Pydantic comes to the rescue here:

Data validation and settings management using python type annotations.

Pydantic.https://pydantic-docs.helpmanual.io/

With this library, we can check whether all data is ok 🙂

TensorFlow 2.0+

The need for TensorFlow is obvious – we’re deploying a machine learning model.

What’s more, we need TensorFlow 2.0+ because of its deep integration with modern Keras, as the model that we’ll deploy is a Keras based one.

Fortunately, installing TensorFlow is easy – especially when you’re running it on your CPU. Click here to find out how.

Numpy

Now, last but not least, Numpy. As we all know what it is and what it does, I won’t explain it here 🙂 We’ll use it for data processing.


Today’s code

Next up: the code for today’s machine learning model deployment 🦾 It consists of three main parts:

  • Importing all the necessary libraries.
  • Loading the model and getting the input shape.
  • Building the FastAPI app.

The latter of which is split into three sub stages:

  • Defining the Response.
  • Defining the main route.
  • Defining the /prediction route.

Ready? Let’s go! 🙂 Create a Python file, such as main.py, on your system, and open it in a code editor. Now, we’ll start writing some code 🙂

Just a break: what you’ll have to do before you go further

Not willing to interrupt, but there are two things that you’ll have to do first before you actually build your API:

  • Train a machine learning model with Keras, for example with the MNIST dataset (we assume that your ML model handles the MNIST dataset from now on, but this doesn’t really matter as the API works with all kinds of CNNs).
  • Save the model instance, so that you can load it later.
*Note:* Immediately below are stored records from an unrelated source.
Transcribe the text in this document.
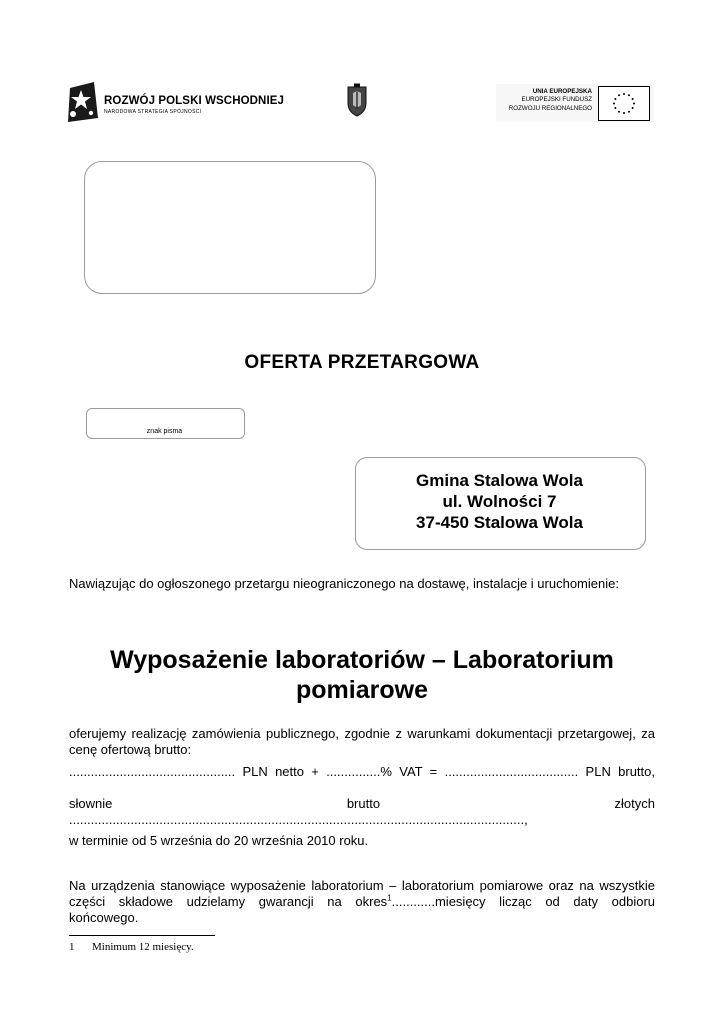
ROZWÓJ POLSKI WSCHODNIEJ
NARODOWA STRATEGIA SPÓJNOŚCI
UNIA EUROPEJSKA
EUROPEJSKI FUNDUSZ
ROZWOJU REGIONALNEGO
OFERTA PRZETARGOWA
znak pisma
Gmina Stalowa Wola
ul. Wolności 7
37-450 Stalowa Wola
Nawiązując do ogłoszonego przetargu nieograniczonego na dostawę, instalacje i uruchomienie:
Wyposażenie laboratoriów – Laboratorium
pomiarowe
oferujemy realizację zamówienia publicznego, zgodnie z warunkami dokumentacji przetargowej, za
cenę ofertową brutto:
.............................................. PLN netto + ...............% VAT = ..................................... PLN brutto,
słownie brutto złotych ..............................................................................................................................,
w terminie od 5 września do 20 września 2010 roku.
Na urządzenia stanowiące wyposażenie laboratorium – laboratorium pomiarowe oraz na wszystkie
części składowe udzielamy gwarancji na okres$^1$............miesięcy licząc od daty odbioru
końcowego.
1 Minimum 12 miesięcy.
Find out here how.

Model imports

The first thing to do is to state all the model imports:

# Imports from fastapi import FastAPI, File, UploadFile, HTTPException from PIL import Image from pydantic import BaseModel from tensorflow.keras.models import load_model from typing import List import io import numpy as np import sys
Code language: PHP (php)

Obviously, we’ll need parts from FastAPI, PIL (Pillow), pydantic and tensorflow, as well as numpy. But we’ll also need a few other things:

  • For the list data type, we’ll use typing
  • For input/output operations (specifically, byte I/O), we’ll be using io
  • Finally, we’ll need sys – for listening to Exception messages.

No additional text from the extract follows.